The logic in the nonOverlappingOccurrences doesn't make me feel terribly confident, I suspect it might be simpler to replace it with an O(N) approach with index manipulation (no sorting since the input is guaranteed to be sorted), but I don't have a concrete suggestion, and that function wasn't introduced as part of this PR.
| if (!precise && markdownContents.length > 0 && !isInteractiveOccurrence(occurrence)) { | ||
| return null | ||
| } | ||
| if (markdownContents === '' && isInteractiveOccurrence(occurrence)) { |
There was a problem hiding this comment.
Just double checking: I assume this won't suddenly cause 'No hover information' to be shown for e.g. keywords in the React app because er still return early in line 254 if we don't have an occurrence at that position anyway.
|
FYI, holding off on merge because of GRAPH-705 |
| new Position(occ.range.end.line, occ.range.end.character) | ||
| ), | ||
| undefined, | ||
| occ.symbol ?? undefined, |
There was a problem hiding this comment.
Occurrences that are definitions/references to the same semantic symbol should have the same symbol string. E.g. if you have:
package abc
func Loop() {
Loop()
}You'll end up with two copies of a symbol string like scip-go gomod <pkg> v0.1.0 "github.com/sourcegraph/abc".abc/Loop() (the exact format may be different).
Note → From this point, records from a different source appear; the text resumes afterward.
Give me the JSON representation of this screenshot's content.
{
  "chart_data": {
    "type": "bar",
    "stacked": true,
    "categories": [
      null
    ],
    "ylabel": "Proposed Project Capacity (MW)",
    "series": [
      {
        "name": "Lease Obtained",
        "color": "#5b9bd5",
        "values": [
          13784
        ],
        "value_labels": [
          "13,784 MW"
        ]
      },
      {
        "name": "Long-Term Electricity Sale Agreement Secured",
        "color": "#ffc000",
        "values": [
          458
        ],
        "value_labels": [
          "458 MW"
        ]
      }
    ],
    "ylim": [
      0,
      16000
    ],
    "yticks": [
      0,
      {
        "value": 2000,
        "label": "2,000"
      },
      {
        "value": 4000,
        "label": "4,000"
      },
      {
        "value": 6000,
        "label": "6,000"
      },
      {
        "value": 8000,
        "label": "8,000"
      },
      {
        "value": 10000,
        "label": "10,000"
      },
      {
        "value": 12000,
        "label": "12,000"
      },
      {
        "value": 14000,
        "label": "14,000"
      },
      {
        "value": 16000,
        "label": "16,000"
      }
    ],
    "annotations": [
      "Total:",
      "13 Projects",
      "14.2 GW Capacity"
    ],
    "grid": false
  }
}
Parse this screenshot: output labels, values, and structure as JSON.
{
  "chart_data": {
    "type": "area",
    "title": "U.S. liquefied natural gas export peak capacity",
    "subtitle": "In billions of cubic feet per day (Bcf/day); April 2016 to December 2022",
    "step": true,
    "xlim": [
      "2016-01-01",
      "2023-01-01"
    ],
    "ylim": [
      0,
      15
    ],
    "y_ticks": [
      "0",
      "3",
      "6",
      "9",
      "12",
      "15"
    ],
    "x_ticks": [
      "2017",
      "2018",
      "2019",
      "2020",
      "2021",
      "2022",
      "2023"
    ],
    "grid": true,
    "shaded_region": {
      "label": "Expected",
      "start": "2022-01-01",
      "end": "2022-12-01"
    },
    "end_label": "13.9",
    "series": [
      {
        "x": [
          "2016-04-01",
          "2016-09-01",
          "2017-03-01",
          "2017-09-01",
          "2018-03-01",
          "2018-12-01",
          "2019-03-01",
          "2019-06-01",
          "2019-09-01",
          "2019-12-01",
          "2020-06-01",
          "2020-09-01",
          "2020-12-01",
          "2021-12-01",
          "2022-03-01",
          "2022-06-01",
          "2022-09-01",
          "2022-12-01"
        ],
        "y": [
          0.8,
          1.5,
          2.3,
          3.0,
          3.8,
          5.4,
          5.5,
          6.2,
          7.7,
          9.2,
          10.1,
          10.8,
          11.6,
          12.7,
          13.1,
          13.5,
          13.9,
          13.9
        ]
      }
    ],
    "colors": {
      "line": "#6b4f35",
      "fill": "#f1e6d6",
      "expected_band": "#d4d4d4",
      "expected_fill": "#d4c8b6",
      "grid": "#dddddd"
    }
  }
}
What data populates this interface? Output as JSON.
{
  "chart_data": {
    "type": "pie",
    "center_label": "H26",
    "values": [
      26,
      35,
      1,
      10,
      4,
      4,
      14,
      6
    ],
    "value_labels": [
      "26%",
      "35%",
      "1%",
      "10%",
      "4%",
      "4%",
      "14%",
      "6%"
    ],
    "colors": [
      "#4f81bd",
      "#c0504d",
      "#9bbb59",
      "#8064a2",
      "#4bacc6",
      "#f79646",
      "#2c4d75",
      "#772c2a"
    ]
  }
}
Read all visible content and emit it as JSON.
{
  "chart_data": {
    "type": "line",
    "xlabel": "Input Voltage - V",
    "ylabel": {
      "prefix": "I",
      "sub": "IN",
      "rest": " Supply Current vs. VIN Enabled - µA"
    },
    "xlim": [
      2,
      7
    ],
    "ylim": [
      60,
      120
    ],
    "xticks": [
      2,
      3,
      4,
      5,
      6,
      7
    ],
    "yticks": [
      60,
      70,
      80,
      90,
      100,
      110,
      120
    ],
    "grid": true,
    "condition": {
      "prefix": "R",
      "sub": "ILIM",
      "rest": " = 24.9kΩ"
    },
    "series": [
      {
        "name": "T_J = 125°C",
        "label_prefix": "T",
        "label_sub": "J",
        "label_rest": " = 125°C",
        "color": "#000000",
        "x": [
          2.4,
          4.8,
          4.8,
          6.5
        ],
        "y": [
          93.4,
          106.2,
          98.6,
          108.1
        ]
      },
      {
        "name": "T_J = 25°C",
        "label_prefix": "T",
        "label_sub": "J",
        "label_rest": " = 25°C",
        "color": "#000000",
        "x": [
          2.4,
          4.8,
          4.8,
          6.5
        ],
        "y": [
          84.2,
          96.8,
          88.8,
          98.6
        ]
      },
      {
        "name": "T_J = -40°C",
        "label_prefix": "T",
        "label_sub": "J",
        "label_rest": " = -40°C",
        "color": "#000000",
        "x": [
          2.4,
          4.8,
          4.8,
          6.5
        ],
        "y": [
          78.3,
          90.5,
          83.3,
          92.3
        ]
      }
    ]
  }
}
This is how the fast path for locals code navigation in the client code works today (albeit, the data there is coming from Tree-sitter, and not from precise data, so the string lengths are shorter). https://sourcegraph.sourcegraph.com/github.com/sourcegraph/sourcegraph/-/blob/client/web/src/enterprise/codeintel/useSearchBasedCodeIntel.ts?L122:10-122:44
There was a problem hiding this comment.
How exactly do you want this facet to work? Usually facets enable multiple places to provide input, which is then aggregated somehow (either by default or in a custom way). E.g. if you want to allow input to be provided from multiple sources, I'd change the definition to
export const codeGraphData = Facet.define<CodeGraphData>()and then provide the input as
$: codeGraph = codeGraphDataFacet.computeN([], () => codeGraphData)(at least I think that works)
If having static: true is important then we can't use compute I think. In which case, if you still want to allow multiple inputs, we should do
export const codeGraphData = Facet.define<CodeGraphData[], CodeGraphData[]>({
static: true,
combine: values => values.flat()
})Of course if you only want to accept the most high pri input then what you have here is fine, though not obvious without a doc comment.
There was a problem hiding this comment.
I don't think having static: true is important, and right now we should only ever have one value for this facet, so I didn't bother making it work for multiple inputs (though we possibly should in the future). Will fixup and add a comment to clarify.
729fd8b to
60b19a0
Compare
This is a bit of refactoring as a followup to #63217. The goal is to unify how we use `Occurrences` so that we can use the same interface for both syntax highlighting data and occurrence data from the new API. An additional goal is to encode more of the invariants in the type system so it's more difficult to use incorrectly.
This integrates the new occurrences API into the Svelte webapp. This fixes a number of issues where the syntax highlighting data is not an accurate way to determine hoverable tokens.
(In the Svelte app only:)
Fixes SRCH-582
Fixes SRCH-162 (validated)
Fixes SRCH-299 (validated)
Fixes SRCH-223 (not validated -- do we know of any groovy repos we have with precise indexing set up?)
Missing any?
Test plan
A bunch of manual testing that the files referenced in those issues now use the data from the occurrences API to provide more accurate hoverable token info. Once release tests are live, I plan to make a few end-to-end tests for all this. I attempted to make a playwright integration test for the hover ranges, but it turns out that it's quite difficult to target a specific text range in playwright. I've added it to my list for our next pairing time.